I am running multiple simulations to determine the best location of the engine and the wing for an amphibian aircraft (considering Cd and Cl values for many points within a grid)

1) My geometric model is symmetrical relative to the XY plane, would it be physically correct to apply a Symmetry Boundary in that plane and therefore only work with half the geometry/mesh?
As far as I understand, the symmetry boundary does not allow any diffusion flux across a symmetry plane. So, since I am expecting 3D swirling vortices right behind the engine and the pylon, I think I may be limiting the 3D flows of the vortices accros the symmetry plane. Wouldn't I?

2) Is there any possibility to cut a mesh in FLUENT along a symmetry plane?

Thanks in advance for your insights.

[FMDenaro]

Quote:

Originally Posted by mrwts

Hello everybody,
A couple of questions regarding symmetry boundaries and mesh with mirror planes.
I am running multiple simulations to determine the best location of the engine and the wing for an amphibian aircraft (considering Cd and Cl values for many points within a grid)

1) My geometric model is symmetrical relative to the XY plane, would it be physically correct to apply a Symmetry Boundary in that plane and therefore only work with half the geometry/mesh?
As far as I understand, the symmetry boundary does not allow any diffusion flux across a symmetry plane.

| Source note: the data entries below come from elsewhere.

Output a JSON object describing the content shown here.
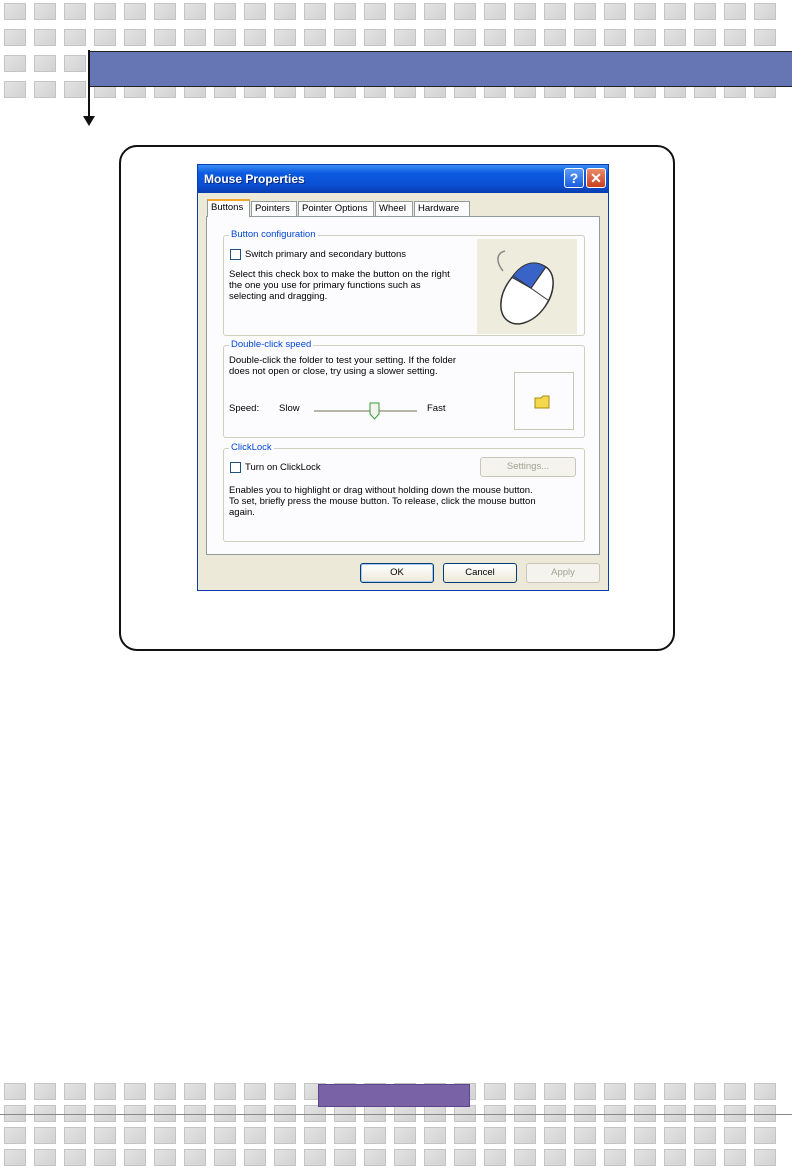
{
  "dialog": {
    "title": "Mouse Properties",
    "help_label": "?",
    "close_label": "✕"
  },
  "tabs": [
    {
      "label": "Buttons"
    },
    {
      "label": "Pointers"
    },
    {
      "label": "Pointer Options"
    },
    {
      "label": "Wheel"
    },
    {
      "label": "Hardware"
    }
  ],
  "button_config": {
    "title": "Button configuration",
    "checkbox_label": "Switch primary and secondary buttons",
    "description_line1": "Select this check box to make the button on the right",
    "description_line2": "the one you use for primary functions such as",
    "description_line3": "selecting and dragging."
  },
  "double_click": {
    "title": "Double-click speed",
    "description_line1": "Double-click the folder to test your setting. If the folder",
    "description_line2": "does not open or close, try using a slower setting.",
    "speed_label": "Speed:",
    "slow_label": "Slow",
    "fast_label": "Fast"
  },
  "clicklock": {
    "title": "ClickLock",
    "checkbox_label": "Turn on ClickLock",
    "settings_label": "Settings...",
    "description_line1": "Enables you to highlight or drag without holding down the mouse button.",
    "description_line2": "To set, briefly press the mouse button. To release, click the mouse button",
    "description_line3": "again."
  },
  "footer_buttons": {
    "ok_label": "OK",
    "cancel_label": "Cancel",
    "apply_label": "Apply"
  },
  "colors": {
    "header_bar": "#6675b4",
    "footer_bar": "#7a62a6",
    "titlebar": "#0a4fd4"
  }
}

So, since I am expecting 3D swirling vortices right behind the engine and the pylon, I think I may be limiting the 3D flows of the vortices accros the symmetry plane. Wouldn't I?

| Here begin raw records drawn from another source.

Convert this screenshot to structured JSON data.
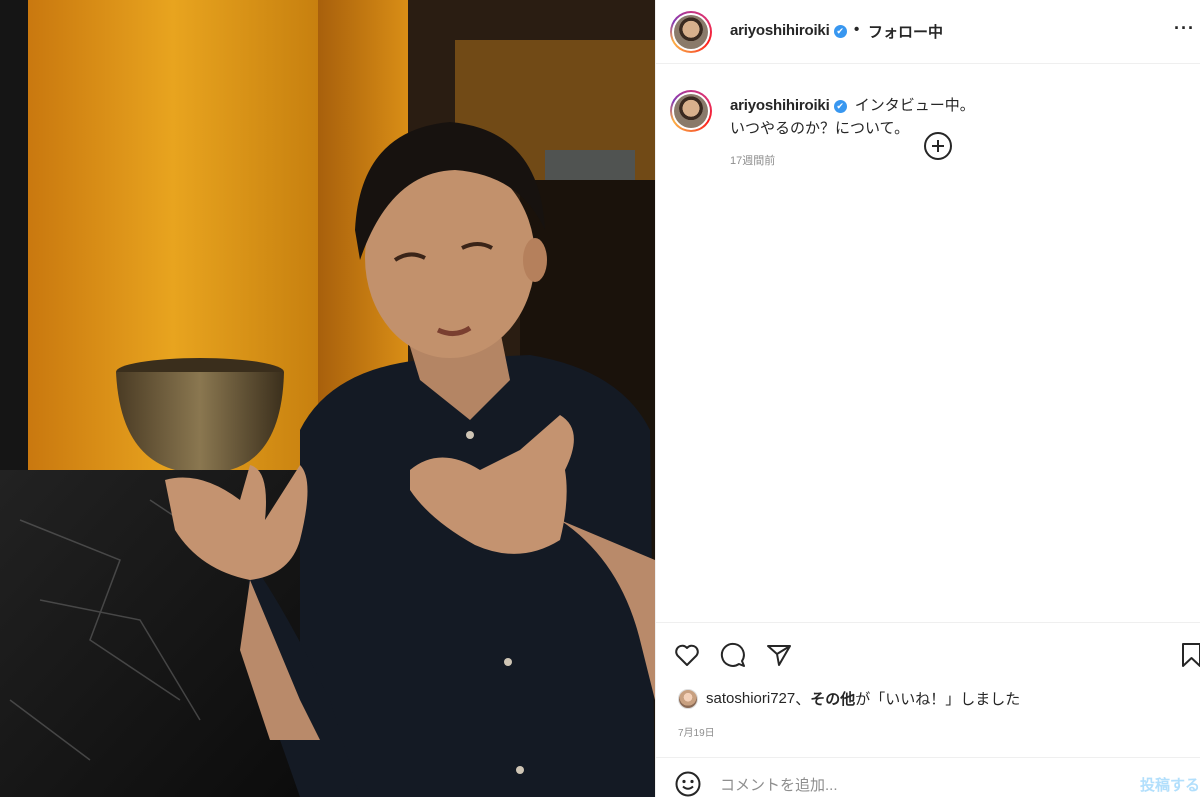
{
  "post": {
    "image_alt": "man in dark shirt gesturing in front of warm wood-paneled wall with a ceramic bowl",
    "account": {
      "username": "ariyoshihiroiki",
      "verified_mark": "✔",
      "separator": "•",
      "follow_status": "フォロー中",
      "more_label": "···"
    },
    "caption": {
      "username": "ariyoshihiroiki",
      "line1": "インタビュー中。",
      "line2": "いつやるのか？について。",
      "time_ago": "17週間前"
    },
    "actions": {
      "like_icon": "heart-icon",
      "comment_icon": "comment-icon",
      "share_icon": "share-icon",
      "save_icon": "bookmark-icon"
    },
    "likes": {
      "user": "satoshiori727",
      "connector": "、",
      "others": "その他",
      "suffix": "が「いいね！」しました"
    },
    "date": "7月19日",
    "comment": {
      "placeholder": "コメントを追加...",
      "post_label": "投稿する"
    }
  },
  "colors": {
    "link_blue": "#3897f0",
    "post_disabled": "#b2dffc",
    "muted_text": "#8e8e8e",
    "border": "#efefef"
  }
}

2) Is there any possibility to cut a mesh in FLUENT along a symmetry plane?

Thanks in advance for your insights.

imposing symmetry is a strong assumption on the physics of the problem that can be acceptable only in particular cases... what kind of formulation are you using? give more details..

[agd]

To add to FMDenaro's answer, the use of a symmetry plane implies that you have mirror-image flow across the plane. Thus, any asymmetric 3D behavior will be lost. At low angles of attack, such an assumption is not unreasonable. But at high angles of attack asymmetric shedding becomes very pronounced, even at zero yaw. Any mutual vortex induction between the pylon/engine and its mirror is also affected by the use of a symmetry boundary condition, so if that is a large effect (even at small angles of attack) a symmetry condition may not be a good choice. It's one of those areas that requires some experience and judgment - I would suggest trying both a symmetry plane and full 3D and comparing the results. That's really one of the best ways to answer your question.

[sbaffini]

I try to add a more practical perspective to the previous correct answers.

The feasibility of a boundary condition is just dependent from the final solution. In the specific case of symmetry, it simply depends from a single question:

for a full simulation (no symmetry), do you expect the final solution to be symmetric across that plane?

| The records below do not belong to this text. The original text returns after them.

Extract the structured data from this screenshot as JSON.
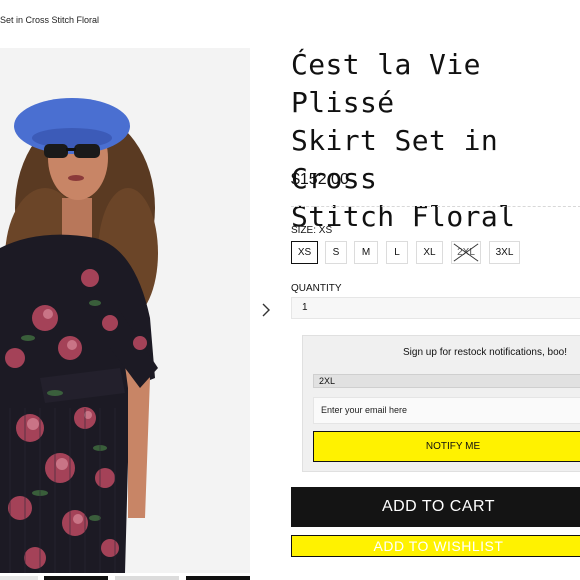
{
  "breadcrumb": {
    "text": "Set in Cross Stitch Floral"
  },
  "product": {
    "title": "Ćest la Vie Plissé\nSkirt Set in Cross\nStitch Floral",
    "price": "$152.00",
    "image_alt": "Model wearing floral plissé skirt set with blue beret"
  },
  "size": {
    "label": "SIZE: XS",
    "options": [
      {
        "label": "XS",
        "selected": true,
        "sold_out": false
      },
      {
        "label": "S",
        "selected": false,
        "sold_out": false
      },
      {
        "label": "M",
        "selected": false,
        "sold_out": false
      },
      {
        "label": "L",
        "selected": false,
        "sold_out": false
      },
      {
        "label": "XL",
        "selected": false,
        "sold_out": false
      },
      {
        "label": "2XL",
        "selected": false,
        "sold_out": true
      },
      {
        "label": "3XL",
        "selected": false,
        "sold_out": false
      }
    ]
  },
  "quantity": {
    "label": "QUANTITY",
    "value": "1"
  },
  "restock": {
    "title": "Sign up for restock notifications, boo!",
    "selected_size": "2XL",
    "email_placeholder": "Enter your email here",
    "button": "NOTIFY ME"
  },
  "actions": {
    "add_to_cart": "ADD TO CART",
    "add_to_wishlist": "ADD TO WISHLIST"
  },
  "colors": {
    "accent_yellow": "#fff200",
    "dark": "#141414"
  }
}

If the geometry is symmetric and all the remaining boundary conditions are symmetric with respect to that plane than what really remains as possible source of asymmetry are the equations.

Do you expect the equations to produce asymmetry under symmetric conditions? RANS equations are not expected to do so, so symmetry is ok for them. This is also true for any experimental campaign satisfying such simmetry conditions (even if, in practice, this might be impossible to achieve), the statistics extracted from the experimental data are expected to satisfy the symmetry within the experimental uncertainty.

Any vortex in a RANS solution is a an average feature of the flow and, if everything else is symmetric, an equal counter-rotating vortex is expected from the other side of the plane, so that their net effect is null on the symmetry plane.

The matter is different for unsteady simulations (or even steady laminar ones), where the objections of the previous posters effectively apply.